Separation anxiety is one of the most common behavioural issues, but it’s also one of the hardest to overcome. Remember that your adopted friend has had their lives change drastically more than once, and they may be unable to cope when a person isn’t around. You’ll be able to point out this behaviour because they tend to get nervous and agitated when you’re preparing to leave. They’re very good at picking up cues like car keys, work shoes, etc. Your pup will follow you everywhere and will always want to be close, if not touching you. This might not seem like a huge problem – who’d say no to cuddles? But after fifteen minutes to an hour after you leave is where the major problems come in. Constant barking, crying, chewing, digging, and messing inside when they’re normally well house-trained, are all signs of separation anxiety.
Sometimes you can get away with teaching them that your being gone isn’t a bad thing by giving them a chewy treat or chicken stock that’s been frozen with treats inside and putting it on the grass/patio outside. You’ll start with short trips away from home. Even just driving for 10 minutes before coming home. Get them used to being on their own for short periods before asking them to cope for longer. Many times, a behaviourist is needed to help you know what to do and what to implement. Very serious cases could require medication to help with the problem.

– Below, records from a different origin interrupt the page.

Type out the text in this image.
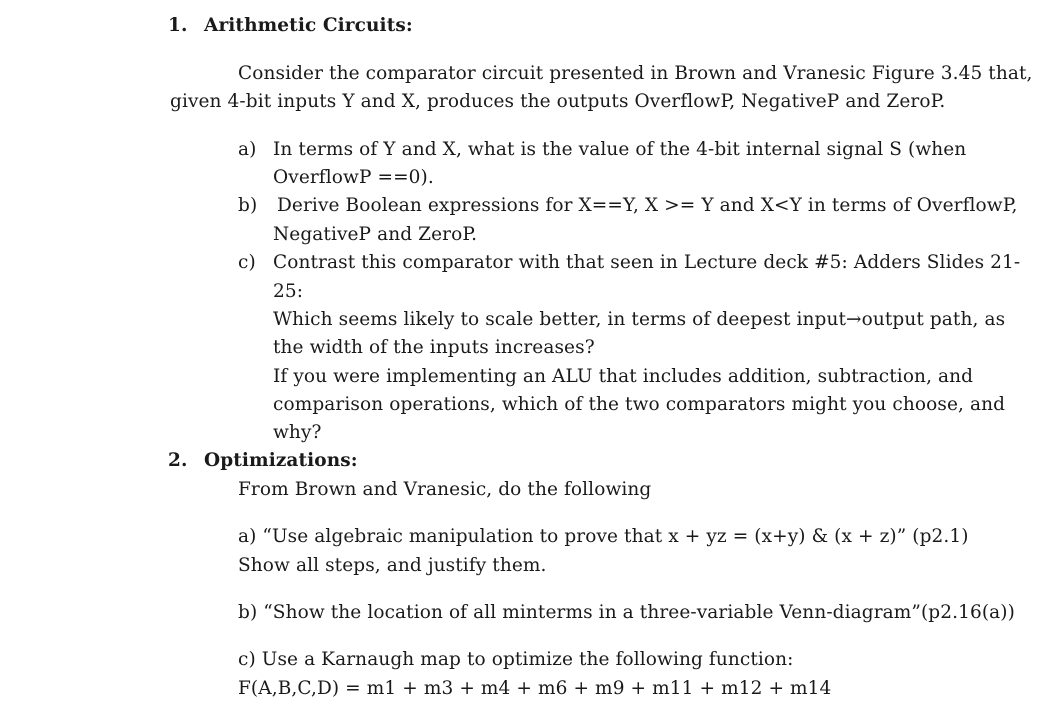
1. Arithmetic Circuits:
Consider the comparator circuit presented in Brown and Vranesic Figure 3.45 that,
given 4-bit inputs Y and X, produces the outputs OverflowP, NegativeP and ZeroP.
a) In terms of Y and X, what is the value of the 4-bit internal signal S (when
OverflowP ==0).
b) Derive Boolean expressions for X==Y, X >= Y and X<Y in terms of OverflowP,
NegativeP and ZeroP.
c) Contrast this comparator with that seen in Lecture deck #5: Adders Slides 21-
25:
Which seems likely to scale better, in terms of deepest input→output path, as
the width of the inputs increases?
If you were implementing an ALU that includes addition, subtraction, and
comparison operations, which of the two comparators might you choose, and
why?
2. Optimizations:
From Brown and Vranesic, do the following
a) “Use algebraic manipulation to prove that x + yz = (x+y) & (x + z)” (p2.1)
Show all steps, and justify them.
b) “Show the location of all minterms in a three-variable Venn-diagram”(p2.16(a))
c) Use a Karnaugh map to optimize the following function:
F(A,B,C,D) = m1 + m3 + m4 + m6 + m9 + m11 + m12 + m14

There are many behavioural traits that dogs will display that are good and healthy habits. But the most important thing to remember is to be patient, understanding, gentle and consistent. Start how you mean to finish. If you don’t want your dogs on the furniture, don’t allow them on from the get-go. Everything you do impacts your new family member.
One last point to remember is that just because you’ve adopted a dog from a shelter doesn’t mean you cannot take them back if there are issues you cannot resolve. It might be that it isn’t the right dog for your situation. Never feel obligated because you’re feeling guilty about taking them back. They will find another home more suited, and you can find the Soul Mutt you’ve been looking for.